EPILOGUE


Mon cœur,

Is it silly of me to still address you in letters, when we have not spent more than a few hours away from each other for some time?

(I lose track of time here, as I suppose all mortals would, for the sun sometimes seems to go many days without setting, and then many days without rising. But it has been some time, I think.)

Perhaps some habits are difficult to break. Perhaps because long ago I once wrote to you in the guise of a figure from a romantic novel, and now I have, in a way, become that girl that I once dreamed of being.

Will you touch me again tonight, mon cœur, in that way that transports me momentarily out of my mortal body? And will you let me touch you and claim you as eagerly as you have claimed me?

I must have gained some newfound immortal strength from my time in this world, for I find that I do not want for sleep in the way that I once did. And I also find that I quite enjoy feeling you pressed up against and inside me when we are both standing, perhaps with a view out of one of the castle windows, or against a tree in the forest, when you lift me up easily and we move as one until you cry out every bit as loudly as I do.

Perhaps I write these letters still because I love to imagine your breath catching when you read them. You may be the one with magics, but I enjoy this little power that I can have over you.

Is it depraved of me to go on wanting you like this? If it is, so be it—I am grateful to no longer be beholden to the mortal world's judgment.
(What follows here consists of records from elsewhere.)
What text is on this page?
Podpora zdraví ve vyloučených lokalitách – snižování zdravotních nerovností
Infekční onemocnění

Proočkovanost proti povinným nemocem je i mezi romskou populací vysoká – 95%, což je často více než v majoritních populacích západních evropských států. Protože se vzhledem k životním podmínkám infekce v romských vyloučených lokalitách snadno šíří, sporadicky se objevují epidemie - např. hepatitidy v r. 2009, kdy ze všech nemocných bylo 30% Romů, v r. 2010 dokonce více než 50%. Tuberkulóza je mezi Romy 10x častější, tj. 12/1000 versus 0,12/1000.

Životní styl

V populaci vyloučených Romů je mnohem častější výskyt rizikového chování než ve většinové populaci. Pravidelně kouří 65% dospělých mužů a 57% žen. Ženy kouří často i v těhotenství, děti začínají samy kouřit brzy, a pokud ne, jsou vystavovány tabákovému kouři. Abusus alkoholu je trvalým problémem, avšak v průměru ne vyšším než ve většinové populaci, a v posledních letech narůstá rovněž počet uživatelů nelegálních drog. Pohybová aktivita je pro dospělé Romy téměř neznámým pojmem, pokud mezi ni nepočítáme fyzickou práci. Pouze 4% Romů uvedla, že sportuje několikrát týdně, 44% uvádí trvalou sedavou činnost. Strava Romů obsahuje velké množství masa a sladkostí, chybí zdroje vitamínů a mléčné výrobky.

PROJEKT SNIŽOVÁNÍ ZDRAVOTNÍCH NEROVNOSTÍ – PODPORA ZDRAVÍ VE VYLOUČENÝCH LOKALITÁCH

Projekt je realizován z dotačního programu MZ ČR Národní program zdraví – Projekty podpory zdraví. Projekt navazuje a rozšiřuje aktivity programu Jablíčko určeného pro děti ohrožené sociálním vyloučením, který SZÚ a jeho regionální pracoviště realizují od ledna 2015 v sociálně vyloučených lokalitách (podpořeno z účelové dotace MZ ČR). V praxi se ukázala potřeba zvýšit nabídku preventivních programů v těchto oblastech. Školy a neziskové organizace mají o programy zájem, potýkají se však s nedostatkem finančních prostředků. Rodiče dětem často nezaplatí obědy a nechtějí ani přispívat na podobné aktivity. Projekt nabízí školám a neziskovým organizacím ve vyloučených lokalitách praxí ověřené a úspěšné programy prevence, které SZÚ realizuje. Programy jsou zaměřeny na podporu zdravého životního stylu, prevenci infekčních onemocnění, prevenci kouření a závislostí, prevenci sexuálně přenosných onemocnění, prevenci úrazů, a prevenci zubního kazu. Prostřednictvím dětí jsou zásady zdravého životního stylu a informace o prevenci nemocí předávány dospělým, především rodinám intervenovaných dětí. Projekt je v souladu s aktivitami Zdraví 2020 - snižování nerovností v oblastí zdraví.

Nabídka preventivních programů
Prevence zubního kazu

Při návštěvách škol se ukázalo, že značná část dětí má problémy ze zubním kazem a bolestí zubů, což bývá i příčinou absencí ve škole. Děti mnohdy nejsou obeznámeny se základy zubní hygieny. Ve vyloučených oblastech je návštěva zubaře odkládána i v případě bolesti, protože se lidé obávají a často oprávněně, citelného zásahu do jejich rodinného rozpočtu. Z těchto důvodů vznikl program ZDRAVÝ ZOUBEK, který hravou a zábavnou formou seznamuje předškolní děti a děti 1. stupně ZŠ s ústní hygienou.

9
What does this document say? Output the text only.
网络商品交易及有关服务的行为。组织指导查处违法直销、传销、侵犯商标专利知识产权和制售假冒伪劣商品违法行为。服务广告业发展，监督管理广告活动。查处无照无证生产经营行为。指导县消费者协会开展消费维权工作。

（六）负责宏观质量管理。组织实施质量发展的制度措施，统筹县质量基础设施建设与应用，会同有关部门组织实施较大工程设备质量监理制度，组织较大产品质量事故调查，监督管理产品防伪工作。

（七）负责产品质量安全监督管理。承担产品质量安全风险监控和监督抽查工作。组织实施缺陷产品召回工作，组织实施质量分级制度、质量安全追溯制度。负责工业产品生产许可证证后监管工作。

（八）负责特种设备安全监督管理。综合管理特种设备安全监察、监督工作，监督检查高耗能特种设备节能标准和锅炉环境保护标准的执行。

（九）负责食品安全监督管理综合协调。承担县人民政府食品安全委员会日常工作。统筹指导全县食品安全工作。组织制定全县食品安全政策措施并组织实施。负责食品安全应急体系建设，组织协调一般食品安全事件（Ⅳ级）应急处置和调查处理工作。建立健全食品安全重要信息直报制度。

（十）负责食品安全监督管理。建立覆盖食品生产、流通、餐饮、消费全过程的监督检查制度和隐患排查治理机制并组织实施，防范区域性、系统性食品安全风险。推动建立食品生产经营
Write to me, mon cœur, and tell me what you would do to me in the night, or in the day, or whenever it takes your fancy.

The waiting is sweet agony.

Yours eternal,

Sarah


AUTHOR'S NOTE:

And we're done! Thank you for going along on this journey with me.

I've been fascinated by epistolary stories for a long time, maybe since I read Griffin and Sabine as a child. That book had the added joy of actually including physical envelopes that you could open, with hand-written letters and postcards inside, which might have inspired the details at the end of this story about auction items and archived proclamations. This story also owes a lot to Dangerous Liaisons, Dracula, and Gothic romances like The Castle of Otranto, though I couldn't help ending things a little happier than typical Gothic romance often ends.

It was also a fun challenge to see if I could convey everything secondhand (through letters and other documents). I might try that again in a modern setting.

This story took a VERY different turn almost as soon as I started writing it, and it was a challenge to resolve the threads that I'd started as things shifted. As usual Jareth never seems to stay dark in my longer stories, and this one ended up being much longer than I'd planned.

I agonized a bit over the identity of the "third party"-who exactly was meant to be reading all these letters and random bits of writing? The publishers, in the beginning, but what happens once Sarah & Jareth find out the letters have been stolen? In the end I just tried to wrap things up as best I could and focus on the narrative. No, it's probably not that realistic for Abigail to be able to get a hold of ALL of those letters, but I hope you'll forgive the occasional leaps in logic.

Mainly I'm just happy that not only Sarah but her mother and Roger got happy endings. Ladies who love ladies need more happy endings in nineteenth century stories, and I also found that I couldn't just leave Roger behind.

Thanks as always for all your reviews and kudos / favorites, they've really meant the world to me!